From late 2012 and throughout 2013, we were quite bullish on the euro, largely against market consensus (which was largely correct).  However, in January 2014 we began to moderate this call, writing: “our conviction in the euro’s ability to continue to move higher is limited as EURUSD pushes further and further away from its fair value (estimated at around 1.20)…we are now broadly neutral on the single currency…”

Well, while we were right to call the top as EURUSD approached 1.40, we unquestionably underestimated the degree to which the euro would weaken in 2014 – we did expect EURUSD to drop from near 1.40 (where it began the year) to the low 1.30’s during the year (6 month forecast of 1.32), but we did not expect EURUSD drop down to the mid 1.20’s.

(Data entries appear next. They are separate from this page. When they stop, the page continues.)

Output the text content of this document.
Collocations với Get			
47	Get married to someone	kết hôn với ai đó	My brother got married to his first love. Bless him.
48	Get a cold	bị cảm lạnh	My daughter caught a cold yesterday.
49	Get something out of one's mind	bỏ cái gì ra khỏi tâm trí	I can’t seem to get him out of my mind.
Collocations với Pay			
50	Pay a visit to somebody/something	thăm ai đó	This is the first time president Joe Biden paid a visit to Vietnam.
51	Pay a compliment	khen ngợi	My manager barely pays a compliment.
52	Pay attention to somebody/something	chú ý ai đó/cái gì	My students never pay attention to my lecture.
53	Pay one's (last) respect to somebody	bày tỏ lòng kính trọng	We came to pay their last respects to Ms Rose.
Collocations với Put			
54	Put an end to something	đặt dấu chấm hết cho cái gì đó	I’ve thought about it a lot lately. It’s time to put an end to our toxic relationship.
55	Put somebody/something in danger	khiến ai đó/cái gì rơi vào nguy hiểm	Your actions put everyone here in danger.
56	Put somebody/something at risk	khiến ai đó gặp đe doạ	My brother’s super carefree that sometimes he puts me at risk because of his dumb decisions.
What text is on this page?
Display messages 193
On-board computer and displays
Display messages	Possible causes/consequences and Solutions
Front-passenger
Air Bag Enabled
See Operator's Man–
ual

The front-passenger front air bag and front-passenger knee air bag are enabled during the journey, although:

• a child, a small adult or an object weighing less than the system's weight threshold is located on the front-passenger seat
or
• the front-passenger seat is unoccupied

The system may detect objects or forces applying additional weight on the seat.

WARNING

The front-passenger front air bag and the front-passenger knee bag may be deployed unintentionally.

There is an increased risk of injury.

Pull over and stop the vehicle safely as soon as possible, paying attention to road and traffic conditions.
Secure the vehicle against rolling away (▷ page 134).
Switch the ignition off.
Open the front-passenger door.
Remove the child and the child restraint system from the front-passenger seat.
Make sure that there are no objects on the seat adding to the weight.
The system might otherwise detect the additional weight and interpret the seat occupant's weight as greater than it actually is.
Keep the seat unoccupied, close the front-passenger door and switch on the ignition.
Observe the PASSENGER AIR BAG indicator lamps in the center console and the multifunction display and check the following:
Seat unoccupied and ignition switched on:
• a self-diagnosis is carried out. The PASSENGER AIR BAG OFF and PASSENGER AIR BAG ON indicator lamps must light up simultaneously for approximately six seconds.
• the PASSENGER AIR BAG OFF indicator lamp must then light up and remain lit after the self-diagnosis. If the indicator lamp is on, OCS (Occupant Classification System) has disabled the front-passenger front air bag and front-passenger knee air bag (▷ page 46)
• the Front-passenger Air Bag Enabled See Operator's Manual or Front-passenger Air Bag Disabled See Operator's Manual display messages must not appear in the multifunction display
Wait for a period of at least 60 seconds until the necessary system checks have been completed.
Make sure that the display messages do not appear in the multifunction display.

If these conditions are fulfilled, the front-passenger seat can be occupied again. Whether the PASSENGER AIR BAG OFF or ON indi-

We started 2014 with a bullish bias for USDCAD, expecting an appreciation in the currency pair of about 5%.  This represented a shift from our largely bearish bias, which we had maintained since the onset of the financial crisis in 2008, and seemed a reasonably aggressive prediction, in light of the fact that USDCAD had demonstrated a range of less than 10% over the preceding five years.

In reality, USDCAD has appreciated by about 10% in 2014 (we did upgrade our forecasts to catch the second leg of this move earlier in the year).  The main reason for our initial underestimation of the extent of USDCAD’s rise in 2014?  We did not foresee the degree to which the oil price would weaken, which has undoubtedly been the main driver of USDCAD’s rally beyond the 1.10/1.12 level.   

We have certainly enjoyed analysing, assessing, and writing about the currency markets in 2014, and we hope you have enjoyed reading our weekly notes.  As the year comes to an end, we here on the Validus Research Desk would like to take this opportunity to wish all of our valued clients, colleagues and friends a happy and relaxed holiday season, and a prosperous 2015!